Головокружительно последовательное чтение черновиков поэмы. Она приподнимается, она растет, она проявляется (как фотопластинка, не при Пушкине будь сказано) — не последовательно слово за словом, строка за строкой, а — вся целиком, своим рождением еще раз повторяя рождение города и затопление его: И всплыл Петрополь как Тритон / По пояс в воду погружен.
Единство формы и содержания достигает такой степени, что уже непонятно, что чему подобно: едино так, что волну от строки не отличить. И не только потому, что сами мы тому не свидетели, все было именно так, как написал Пушкин. Как свидетелю и ему не повезло: и то вековое наводнение (1824), которому он мог быть свидетелем, которое могло бы его навести на опыт и на мысль, он „пропустил“ — его наблюдал Мицкевич. Точна судьба! Конечно, Пушкин много „знал“ и много „думал“ до поэмы. И про Петра, и про Петербург, и про Россию, и про Стихию… Но как очевидно, что поэма подступала к нему не в виде накопленных впечатлений, мыслей и строк, а неразличимой, угрожающей, точной, немой массой, неким телом, уже бывшим вовне, уже существовавшим, требовавшим лишь непосильного воплощения.
И вот еще один признак истинной художественности произведения — его не могло не быть, когда оно уже есть. Немыслимы ни мы, ни что без этого. Никакой взаимозаменяемости. „Медный всадник“ существует в этом мире на правах не предмета, а сущего — деревьев, облак, рек. Без него нельзя, нелепо, не… Без него мы не мы, себя не поймем. Он входит как кровь в историю и как история в кровь».

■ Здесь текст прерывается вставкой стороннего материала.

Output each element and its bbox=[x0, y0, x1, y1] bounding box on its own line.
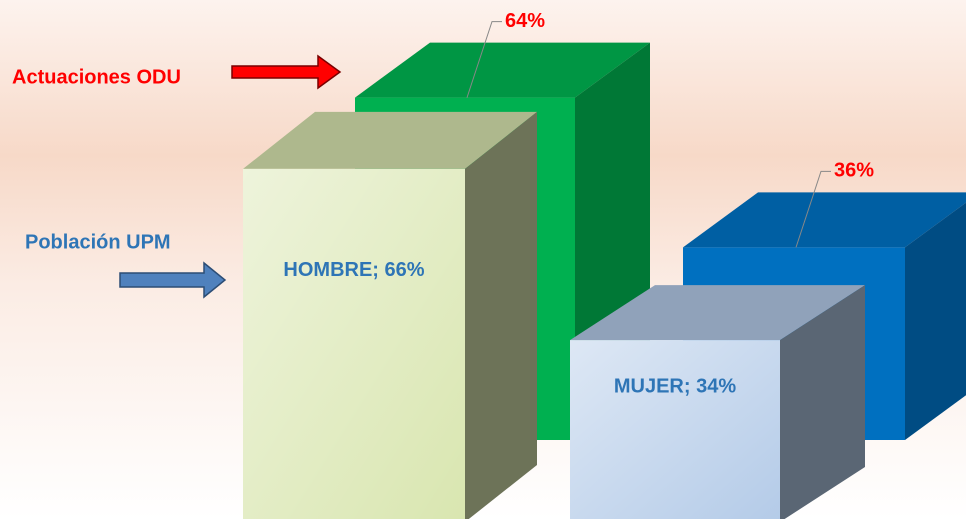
legend-label: Población UPM bbox=[25, 231, 171, 253]
legend-arrow bbox=[119, 261, 227, 299]
bar-top bbox=[570, 285, 865, 341]
legend-arrow bbox=[231, 54, 342, 90]
bar-highlight bbox=[570, 340, 780, 519]
bar-side bbox=[780, 285, 865, 519]
legend-label: Actuaciones ODU bbox=[12, 66, 181, 88]
data-label: HOMBRE; 66% bbox=[283, 259, 424, 281]
leader-line bbox=[466, 21, 502, 98]
bar-top bbox=[683, 192, 966, 248]
data-label: 64% bbox=[505, 10, 545, 32]
bar-top bbox=[243, 111, 537, 169]
data-label: MUJER; 34% bbox=[614, 375, 736, 397]
bar-side bbox=[905, 202, 966, 440]
bar-highlight bbox=[243, 168, 465, 519]
leader-line bbox=[795, 170, 831, 248]
bar-top bbox=[355, 42, 650, 98]
data-label: 36% bbox=[834, 160, 874, 182]
bar-side bbox=[465, 111, 537, 519]
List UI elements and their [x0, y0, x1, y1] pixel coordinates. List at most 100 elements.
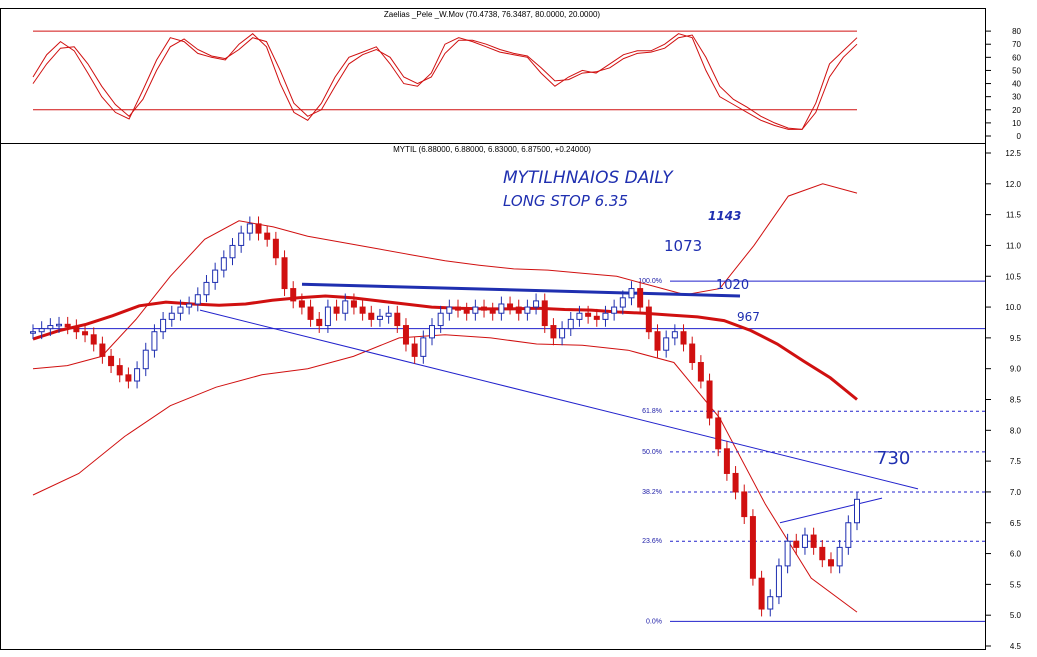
bar-body-66 [602, 312, 609, 320]
trendlines [199, 282, 919, 524]
annotation-1143: 1143 [708, 209, 741, 223]
bar-body-27 [264, 232, 271, 240]
bar-body-24 [238, 232, 245, 246]
annotation-title: MYTILHNAIOS DAILY [503, 168, 674, 188]
bar-body-84 [758, 577, 765, 610]
annotation-1020: 1020 [716, 278, 749, 293]
osc-tick-label-2: 60 [1012, 53, 1021, 62]
bar-body-18 [186, 303, 193, 308]
price-tick-label-13: 6.0 [1010, 550, 1022, 559]
fib-label-2: 50.0% [642, 449, 662, 456]
osc-tick-label-8: 0 [1017, 132, 1022, 141]
bar-body-42 [394, 312, 401, 327]
resistance-line [301, 282, 741, 298]
bar-body-90 [810, 534, 817, 548]
bar-body-67 [611, 306, 618, 314]
moving-average-line [32, 294, 858, 401]
price-title: MYTIL (6.88000, 6.88000, 6.83000, 6.8750… [393, 145, 591, 154]
bar-body-60 [550, 325, 557, 339]
bar-body-77 [697, 362, 704, 382]
bar-body-20 [203, 281, 210, 296]
bar-body-50 [463, 309, 470, 314]
osc-tick-label-7: 10 [1012, 119, 1021, 128]
osc-tick-label-1: 70 [1012, 40, 1021, 49]
downtrend-line [199, 309, 919, 490]
bar-body-11 [125, 374, 132, 382]
bar-body-93 [836, 546, 843, 567]
price-tick-label-14: 5.5 [1010, 580, 1022, 589]
bar-body-71 [645, 306, 652, 333]
bar-body-74 [671, 331, 678, 339]
bar-body-65 [593, 315, 600, 320]
fibonacci-levels: 100.0% 61.8% 50.0% 38.2% 23.6% 0.0% [638, 278, 985, 625]
bar-body-5 [73, 326, 80, 333]
bar-body-79 [715, 417, 722, 450]
osc-tick-label-0: 80 [1012, 27, 1021, 36]
bar-body-88 [793, 540, 800, 548]
bar-body-52 [481, 306, 488, 311]
bar-body-15 [160, 318, 167, 333]
bar-body-78 [706, 380, 713, 419]
bar-body-64 [585, 312, 592, 317]
annotation-967: 967 [737, 310, 760, 324]
bar-body-51 [472, 306, 479, 314]
bar-body-55 [507, 303, 514, 308]
bar-body-81 [732, 472, 739, 493]
annotation-1073: 1073 [664, 237, 702, 255]
bar-body-31 [298, 300, 305, 308]
oscillator-panel-frame [0, 8, 986, 144]
bar-body-30 [290, 288, 297, 302]
annotation-730: 730 [876, 448, 910, 469]
oscillator-y-axis: 80 70 60 50 40 30 20 10 0 [986, 27, 1022, 141]
bar-body-75 [680, 331, 687, 345]
bar-body-23 [229, 244, 236, 259]
bar-body-10 [116, 365, 123, 376]
price-tick-label-16: 4.5 [1010, 642, 1022, 651]
bollinger-upper [32, 183, 858, 370]
annotations: MYTILHNAIOS DAILY LONG STOP 6.35 1143 10… [503, 168, 910, 469]
price-tick-label-11: 7.0 [1010, 488, 1022, 497]
bar-body-43 [402, 325, 409, 345]
annotation-stop: LONG STOP 6.35 [503, 192, 628, 210]
bar-body-17 [177, 306, 184, 314]
bar-body-68 [619, 297, 626, 308]
bar-body-92 [827, 559, 834, 567]
price-tick-label-3: 11.0 [1006, 241, 1022, 250]
fib-label-1: 61.8% [642, 408, 662, 415]
bar-body-94 [845, 522, 852, 548]
bar-body-86 [775, 565, 782, 598]
price-tick-label-10: 7.5 [1010, 457, 1022, 466]
bar-body-9 [108, 355, 115, 367]
price-tick-label-4: 10.5 [1005, 272, 1021, 281]
fib-label-4: 23.6% [642, 538, 662, 545]
bar-body-59 [541, 300, 548, 327]
price-tick-label-2: 11.5 [1006, 211, 1022, 220]
bar-body-61 [559, 328, 566, 339]
bar-body-36 [342, 300, 349, 314]
oscillator-title: Zaelias _Pele _W.Mov (70.4738, 76.3487, … [384, 10, 600, 19]
bar-body-48 [446, 306, 453, 314]
bar-body-12 [134, 368, 141, 382]
bar-body-73 [663, 337, 670, 351]
bar-body-16 [168, 312, 175, 320]
bar-body-34 [324, 306, 331, 327]
bar-body-37 [350, 300, 357, 308]
bar-body-35 [333, 306, 340, 314]
osc-tick-label-5: 30 [1012, 93, 1021, 102]
bar-body-53 [489, 309, 496, 314]
bar-body-46 [428, 325, 435, 339]
bar-body-28 [272, 238, 279, 259]
price-panel-frame [0, 143, 986, 650]
bar-body-21 [212, 269, 219, 283]
bar-body-39 [368, 312, 375, 320]
horizontal-lines [33, 280, 985, 622]
bar-body-4 [64, 323, 71, 328]
fib-label-5: 0.0% [646, 618, 662, 625]
bar-body-58 [533, 300, 540, 308]
price-y-axis: 12.5 12.0 11.5 11.0 10.5 10.0 9.5 9.0 8.5 8.0 7.5 7… [986, 149, 1022, 651]
price-tick-label-12: 6.5 [1010, 519, 1022, 528]
bar-body-62 [567, 318, 574, 330]
bar-body-38 [359, 306, 366, 314]
bar-body-8 [99, 343, 106, 357]
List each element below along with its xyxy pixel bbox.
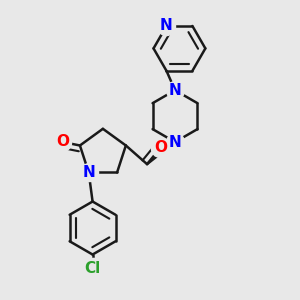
Text: O: O — [56, 134, 69, 149]
Text: O: O — [154, 140, 167, 155]
Text: N: N — [169, 134, 182, 149]
Text: Cl: Cl — [85, 261, 101, 276]
Text: N: N — [82, 165, 95, 180]
Text: N: N — [160, 19, 173, 34]
Text: N: N — [169, 83, 182, 98]
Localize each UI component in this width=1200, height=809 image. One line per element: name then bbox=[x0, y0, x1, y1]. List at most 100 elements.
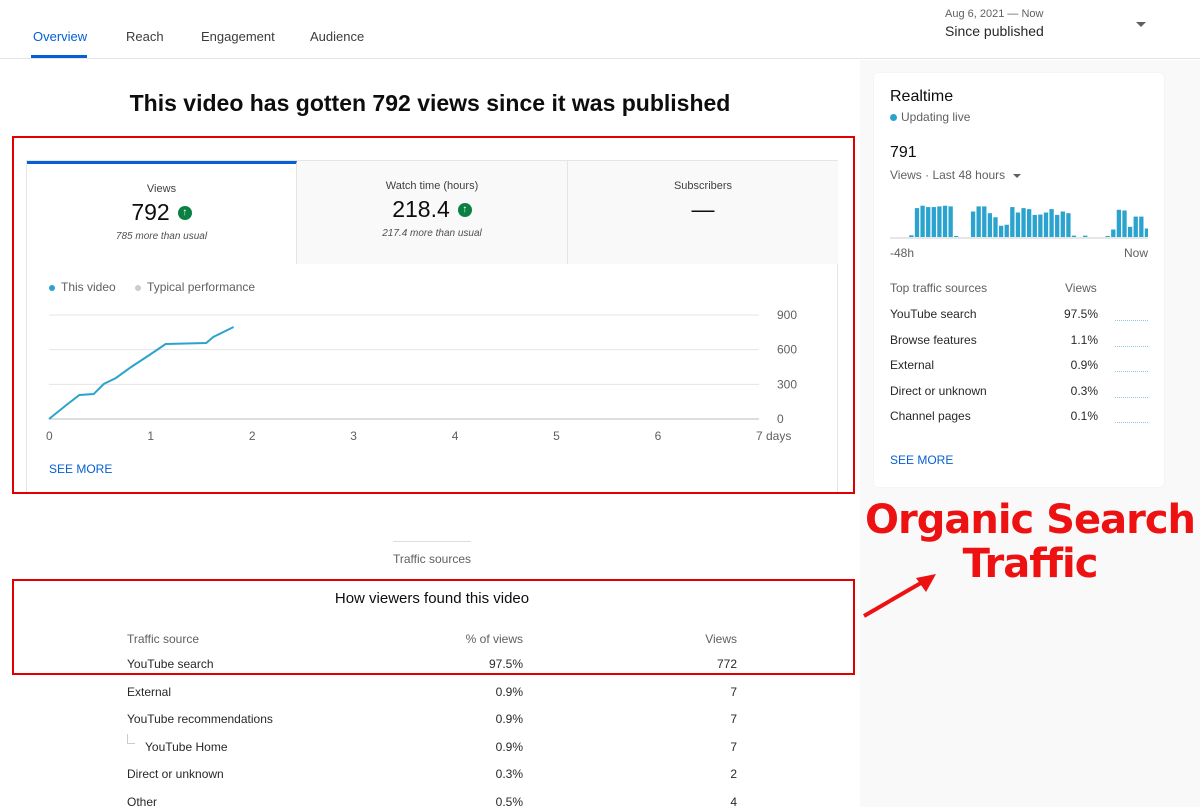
tab-engagement[interactable]: Engagement bbox=[201, 29, 275, 44]
realtime-bar bbox=[993, 217, 998, 237]
source-name: YouTube Home bbox=[145, 739, 228, 754]
realtime-bar-chart bbox=[890, 205, 1148, 239]
source-name: Other bbox=[127, 794, 158, 809]
period-select[interactable]: Views · Last 48 hours bbox=[890, 168, 1021, 182]
source-name: External bbox=[127, 684, 172, 699]
realtime-bar bbox=[1010, 207, 1015, 237]
realtime-bar bbox=[1060, 211, 1065, 237]
x-tick-label: 7 days bbox=[756, 429, 791, 443]
rt-source-pct: 0.9% bbox=[1070, 358, 1098, 372]
metric-tab-watch-time[interactable]: Watch time (hours) 218.4 ↑ 217.4 more tha… bbox=[297, 161, 568, 264]
tab-reach[interactable]: Reach bbox=[126, 29, 164, 44]
y-tick-label: 600 bbox=[777, 343, 797, 357]
source-pct: 0.3% bbox=[495, 767, 523, 781]
realtime-bar bbox=[1111, 229, 1116, 237]
page-title: This video has gotten 792 views since it… bbox=[129, 90, 731, 116]
x-tick-label: 0 bbox=[46, 429, 53, 443]
y-tick-label: 300 bbox=[777, 377, 797, 391]
realtime-bar bbox=[976, 206, 981, 237]
highlight-box bbox=[12, 136, 855, 494]
source-views: 7 bbox=[730, 739, 737, 754]
source-pct: 97.5% bbox=[488, 657, 523, 671]
source-name: YouTube recommendations bbox=[127, 712, 273, 726]
x-tick-label: 4 bbox=[452, 429, 459, 443]
realtime-bar bbox=[970, 211, 976, 237]
y-tick-label: 900 bbox=[777, 308, 797, 322]
realtime-bar bbox=[931, 207, 936, 237]
annotation-text: Organic Search Traffic bbox=[860, 498, 1200, 586]
rt-source-name: External bbox=[890, 358, 935, 372]
rt-sparkline bbox=[1115, 371, 1148, 372]
realtime-bar bbox=[920, 205, 925, 237]
realtime-bar bbox=[1021, 208, 1026, 237]
rt-source-pct: 1.1% bbox=[1070, 332, 1098, 347]
date-range-sub[interactable]: Aug 6, 2021 — Now bbox=[945, 8, 1044, 20]
realtime-bar bbox=[942, 205, 948, 237]
chart-legend: This video Typical performance bbox=[49, 280, 255, 294]
source-pct: 0.9% bbox=[495, 712, 523, 726]
realtime-bar bbox=[1083, 235, 1088, 237]
source-views: 4 bbox=[730, 794, 737, 809]
source-pct: 0.5% bbox=[495, 794, 523, 809]
x-tick-label: 5 bbox=[553, 429, 560, 443]
realtime-count: 791 bbox=[890, 144, 917, 161]
source-views: 772 bbox=[716, 657, 737, 671]
tab-overview[interactable]: Overview bbox=[33, 29, 88, 44]
rt-sparkline bbox=[1115, 320, 1148, 321]
realtime-bar bbox=[998, 225, 1004, 237]
arrow-icon bbox=[862, 574, 936, 618]
metric-label: Views bbox=[146, 183, 177, 195]
metric-label: Subscribers bbox=[673, 180, 733, 192]
metrics-card: Views 792 ↑ 785 more than usual Watch tim… bbox=[26, 160, 838, 494]
realtime-bar bbox=[954, 235, 959, 237]
realtime-bar bbox=[1015, 212, 1021, 237]
legend-typical: Typical performance bbox=[147, 280, 256, 294]
rt-source-pct: 97.5% bbox=[1063, 307, 1098, 321]
annotation-line1: Organic Search bbox=[864, 497, 1196, 543]
realtime-bar bbox=[1133, 216, 1138, 237]
header-views: Views bbox=[705, 632, 737, 646]
top-bar: Overview Reach Engagement Audience Aug 6… bbox=[0, 0, 1200, 59]
realtime-bar bbox=[1066, 213, 1071, 237]
arrow-up-icon: ↑ bbox=[177, 205, 192, 220]
realtime-bar bbox=[987, 213, 993, 237]
rt-sparkline bbox=[1115, 396, 1148, 398]
arrow-up-icon: ↑ bbox=[457, 202, 472, 217]
realtime-bar bbox=[1144, 228, 1148, 237]
source-views: 7 bbox=[730, 684, 737, 699]
views-line-chart: 0 300 600 900 0 1 2 3 4 5 6 7 days bbox=[46, 308, 797, 443]
legend-dot-icon bbox=[49, 285, 55, 291]
metric-value: 218.4 bbox=[392, 196, 450, 222]
rt-sparkline bbox=[1115, 345, 1148, 347]
rt-source-name: Channel pages bbox=[890, 409, 971, 423]
header-source: Traffic source bbox=[127, 632, 200, 646]
realtime-bar bbox=[948, 206, 953, 237]
realtime-bar bbox=[937, 206, 942, 237]
realtime-bar bbox=[1127, 226, 1133, 237]
legend-this-video: This video bbox=[61, 280, 116, 294]
annotation-line2: Traffic bbox=[962, 541, 1099, 587]
metric-tab-views[interactable]: Views 792 ↑ 785 more than usual bbox=[27, 161, 297, 264]
x-start: -48h bbox=[890, 246, 915, 260]
legend-dot-icon bbox=[135, 285, 142, 291]
x-tick-label: 1 bbox=[147, 429, 154, 443]
realtime-see-more-link[interactable]: SEE MORE bbox=[890, 453, 954, 467]
realtime-bar bbox=[909, 235, 914, 237]
date-range-select[interactable]: Since published bbox=[945, 23, 1044, 39]
period-label: Views · Last 48 hours bbox=[890, 168, 1006, 182]
active-tab-indicator bbox=[31, 55, 87, 58]
live-status-text: Updating live bbox=[901, 110, 971, 124]
realtime-bar bbox=[1004, 224, 1009, 237]
realtime-bar bbox=[1122, 210, 1127, 237]
tab-audience[interactable]: Audience bbox=[310, 29, 365, 44]
chevron-down-icon[interactable] bbox=[1136, 22, 1146, 27]
source-views: 2 bbox=[730, 767, 737, 781]
realtime-bar bbox=[1105, 235, 1110, 237]
source-name: YouTube search bbox=[127, 657, 214, 671]
live-dot-icon bbox=[890, 114, 897, 121]
see-more-link[interactable]: SEE MORE bbox=[49, 462, 113, 476]
y-tick-label: 0 bbox=[777, 412, 784, 426]
caret-down-icon bbox=[1012, 173, 1021, 178]
realtime-bar bbox=[1049, 209, 1054, 237]
metric-tab-subscribers[interactable]: Subscribers — bbox=[568, 161, 838, 264]
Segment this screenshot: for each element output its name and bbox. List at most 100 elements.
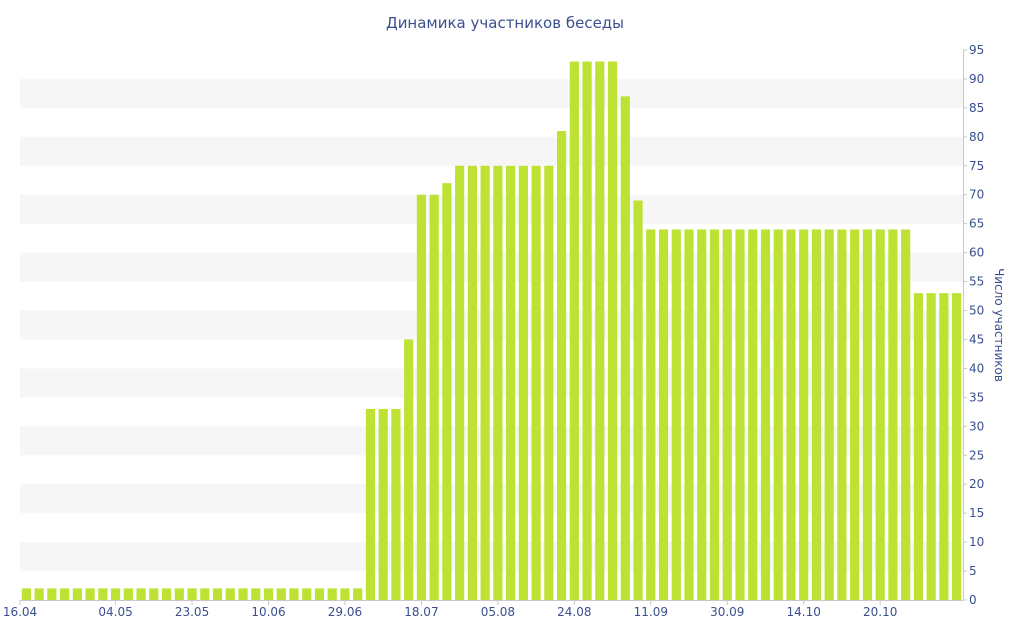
y-tick-label: 60 [969,246,984,260]
grid-bands [20,78,963,572]
bar [455,165,465,601]
bar [85,588,95,600]
bar [72,588,82,600]
x-tick-label: 04.05 [98,605,132,619]
bar [901,229,911,600]
bar [773,229,783,600]
x-axis-ticks: 16.04 04.05 23.05 10.06 29.06 18.07 05.08 24.08… [3,600,897,619]
bar [21,588,31,600]
grid-band [20,136,963,166]
x-tick-label: 29.06 [328,605,362,619]
x-tick-label: 23.05 [175,605,209,619]
bar [480,165,490,601]
bar [760,229,771,600]
bar [442,183,452,600]
chart-title: Динамика участников беседы [386,14,624,32]
bar [506,165,516,601]
y-tick-label: 30 [969,419,984,433]
bar [684,229,694,600]
grid-band [20,484,963,514]
x-tick-label: 11.09 [634,605,668,619]
bar [404,339,414,600]
bar [709,229,720,600]
bar [557,131,567,601]
bar [98,588,108,600]
y-tick-label: 75 [969,159,984,173]
grid-band [20,310,963,340]
bar [187,588,197,600]
bar [276,588,286,600]
bar [926,293,936,600]
bar [748,229,758,600]
y-axis-ticks: 0 5 10 15 20 25 30 35 40 45 50 55 60 65 70 75 80 85 90 95 [963,43,984,607]
bar [799,229,809,600]
bar [60,588,70,600]
bar [620,96,630,600]
bar [225,588,235,600]
bar [633,200,643,600]
bar [302,588,312,600]
bar [161,588,172,600]
x-tick-label: 10.06 [251,605,285,619]
bar [34,588,44,600]
bar [340,588,350,600]
bar [544,165,554,601]
bar [391,408,401,600]
bar [607,61,618,600]
grid-band [20,368,963,398]
bar [658,229,669,600]
bar [531,165,541,601]
y-tick-label: 65 [969,217,984,231]
bar [47,588,57,600]
bar [263,588,274,600]
x-tick-label: 16.04 [3,605,37,619]
bar [289,588,299,600]
x-tick-label: 14.10 [787,605,821,619]
bar [378,408,388,600]
x-tick-label: 05.08 [481,605,515,619]
bar [518,165,528,601]
bar [136,588,146,600]
y-tick-label: 85 [969,101,984,115]
y-tick-label: 20 [969,477,984,491]
grid-band [20,426,963,456]
bar [811,229,822,600]
x-tick-label: 24.08 [557,605,591,619]
y-tick-label: 35 [969,390,984,404]
bar [429,194,439,601]
bar [850,229,860,600]
y-tick-label: 0 [969,593,977,607]
bar [416,194,426,601]
bar [238,588,248,600]
bars [21,61,962,601]
bar [467,165,477,601]
y-axis-title: Число участников [992,268,1006,382]
bar [671,229,681,600]
grid-band [20,252,963,282]
bar [913,293,923,600]
bar [952,293,962,600]
y-tick-label: 40 [969,361,984,375]
bar [875,229,885,600]
bar [327,588,337,600]
y-tick-label: 80 [969,130,984,144]
grid-band [20,194,963,224]
bar [110,588,121,600]
bar [353,588,363,600]
y-tick-label: 95 [969,43,984,57]
bar [646,229,656,600]
y-tick-label: 70 [969,188,984,202]
bar [149,588,159,600]
bar [862,229,873,600]
bar [837,229,847,600]
y-tick-label: 5 [969,564,977,578]
grid-band [20,542,963,572]
bar [174,588,184,600]
x-tick-label: 20.10 [863,605,897,619]
bar [939,293,949,600]
bar [200,588,210,600]
bar [824,229,834,600]
y-tick-label: 10 [969,535,984,549]
x-tick-label: 30.09 [710,605,744,619]
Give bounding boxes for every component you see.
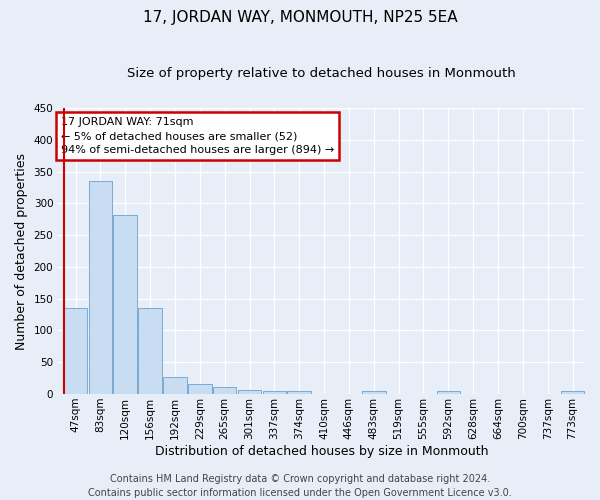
Text: Contains HM Land Registry data © Crown copyright and database right 2024.
Contai: Contains HM Land Registry data © Crown c… [88,474,512,498]
Bar [188,384,212,394]
Text: 17, JORDAN WAY, MONMOUTH, NP25 5EA: 17, JORDAN WAY, MONMOUTH, NP25 5EA [143,10,457,25]
Bar [238,390,262,394]
X-axis label: Distribution of detached houses by size in Monmouth: Distribution of detached houses by size … [155,444,488,458]
Bar [263,391,286,394]
Bar [139,308,162,394]
Title: Size of property relative to detached houses in Monmouth: Size of property relative to detached ho… [127,68,516,80]
Bar [163,377,187,394]
Bar [213,387,236,394]
Bar [89,180,112,394]
Bar [561,392,584,394]
Bar [362,392,386,394]
Bar [64,308,88,394]
Bar [437,392,460,394]
Bar [113,216,137,394]
Y-axis label: Number of detached properties: Number of detached properties [15,152,28,350]
Text: 17 JORDAN WAY: 71sqm
← 5% of detached houses are smaller (52)
94% of semi-detach: 17 JORDAN WAY: 71sqm ← 5% of detached ho… [61,116,334,156]
Bar [287,392,311,394]
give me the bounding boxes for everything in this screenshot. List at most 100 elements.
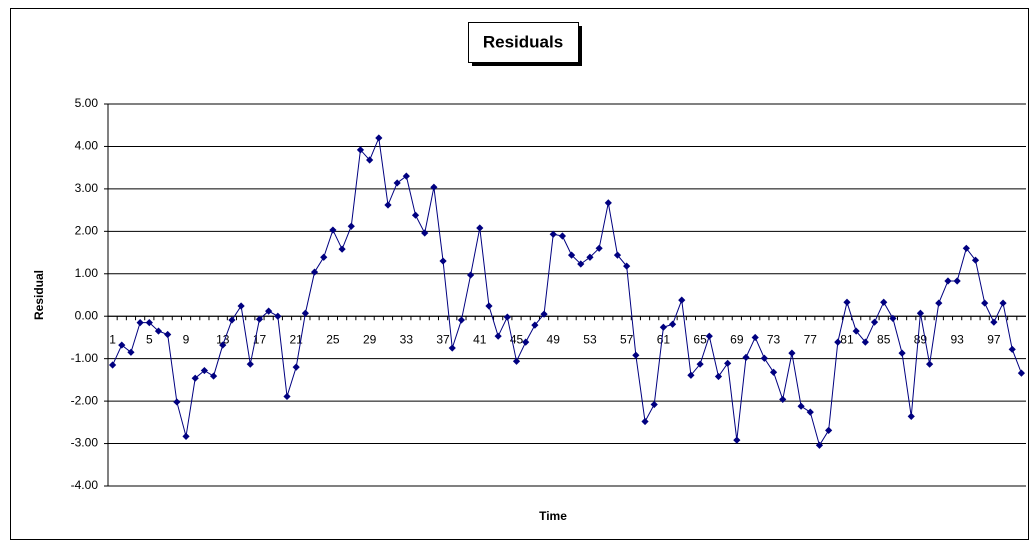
- data-point: [586, 253, 594, 261]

Возможно, это уже был момент, когда я почти понял КАК. Благодаря изданию поэмы в «Литературных памятниках», где все существующие слои ее оказались напечатанными последовательно, что и позволило представить себе ВСЮ поэму исходящей из ТОЧКИ.«…текла Нева. Смиренный чeлн…» Это уже не Лева, а я сам додумался… Сдаваясь перед непостижностью поэмы, я упираюсь в мечту о неком «сидироме», где все слои поэмы проявились бы сквозь друг друга на экране, как в моем мозгу, проявляясь от 6 октября 1833 года в окончательный текст. Думаю, именно непостижность стала бы доступной.